I patted his chest absently as I considered his words. “I didn’t think of it in those terms, but since you mentioned it, I’m all about this.”

He chuckled and the sound made his chest rattle under my cheek. It was comforting and the heat of his chest made me sleepy. I yawned as he rubbed my arm. “It’s late. Why don’t you snooze for a bit? I have to stay awake and watch the boat anyway.”

I gazed up at him. “Where is it going to go?”

He winked one of those beautiful hazel eyes. “Nowhere, hopefully. But I have to be sure it doesn’t get dragged out into open water while we sleep.”

I sat up and forced my backbone straight. “I’ll stay awake, too. You’ll need company.”

He pointed up at the sky. “I have the stars to count, a fire to keep going, and a book to read. I’ll be fine.”

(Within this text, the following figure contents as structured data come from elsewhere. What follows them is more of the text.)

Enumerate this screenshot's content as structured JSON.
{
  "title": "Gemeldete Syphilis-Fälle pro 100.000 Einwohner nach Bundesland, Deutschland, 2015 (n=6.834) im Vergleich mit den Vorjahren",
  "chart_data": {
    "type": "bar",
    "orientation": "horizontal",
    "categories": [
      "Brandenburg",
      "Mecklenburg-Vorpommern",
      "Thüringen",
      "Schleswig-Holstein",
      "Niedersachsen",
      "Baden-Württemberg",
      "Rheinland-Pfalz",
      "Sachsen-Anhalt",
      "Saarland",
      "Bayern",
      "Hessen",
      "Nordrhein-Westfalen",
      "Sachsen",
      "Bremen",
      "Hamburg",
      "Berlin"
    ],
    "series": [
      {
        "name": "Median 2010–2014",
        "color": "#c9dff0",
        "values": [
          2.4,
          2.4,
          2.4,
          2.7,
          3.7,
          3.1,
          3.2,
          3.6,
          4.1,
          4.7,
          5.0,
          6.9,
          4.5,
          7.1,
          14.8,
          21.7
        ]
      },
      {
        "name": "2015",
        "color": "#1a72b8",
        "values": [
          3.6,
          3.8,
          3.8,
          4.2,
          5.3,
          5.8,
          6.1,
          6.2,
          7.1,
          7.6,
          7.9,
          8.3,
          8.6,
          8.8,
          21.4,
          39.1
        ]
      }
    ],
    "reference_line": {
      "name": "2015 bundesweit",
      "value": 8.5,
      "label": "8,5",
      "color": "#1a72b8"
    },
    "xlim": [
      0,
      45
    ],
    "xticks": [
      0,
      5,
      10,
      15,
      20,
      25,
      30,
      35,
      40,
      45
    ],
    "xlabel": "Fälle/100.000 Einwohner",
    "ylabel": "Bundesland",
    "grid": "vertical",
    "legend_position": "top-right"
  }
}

I yawned again, covering my mouth with my hand. “You carry a book around with you?”

He grabbed the sleeping bag from the sand and spread it out in front of the fire. “No, I found it on the boat while I was grabbing the supplies out of the back. It was once waterlogged, but it dried out and I think it’s still readable.”

He motioned me into the sleeping bag and I reluctantly laid down, Mojo lumbering up to get closer to me like he always does. “What book is it?”

“Gulliver’s Travels,” he said, laughing at the irony of it.

“Seriously?” I asked, laughing with him. He held it up and indeed it was Gulliver’s Travels. “And here we are, stranded on a deserted island. I’ve never read it. Would you read it to me? No one has ever read to me before.” I snuggled deeper into the bag surprised by how chilled I had become in the night air.

“No one? Ever?” he asked, a brow dipped down in question.

“Not unless it was when I was a baby. My parents weren’t exactly about the bedtime stories.”

He zipped the bag a little bit and patted my hip where I snuggled near the fire. “Okay, but only if you stay in the bag and snooze,” he ordered. I promised with a head nod and a yawn, so he cracked the book open and aimed a penlight at the page. “Part one, a voyage to Lilliput,” he began.

His voice filled the night with an air of comfort and normalcy as he read the words. Listening to him read helped me relax. It also made me wonder if that was how a child felt when snuggled warmly in bed with someone who loves them reading aloud. I mean not that he loves me, but it’s the idea of being cared about. It’s not about the story, but about someone being there to spend time with you. My eyes were heavy as he flipped the page and I forced my ears to listen for several more paragraphs, but I never did find out if Gulliver got free of his bindings before I dropped off to sleep.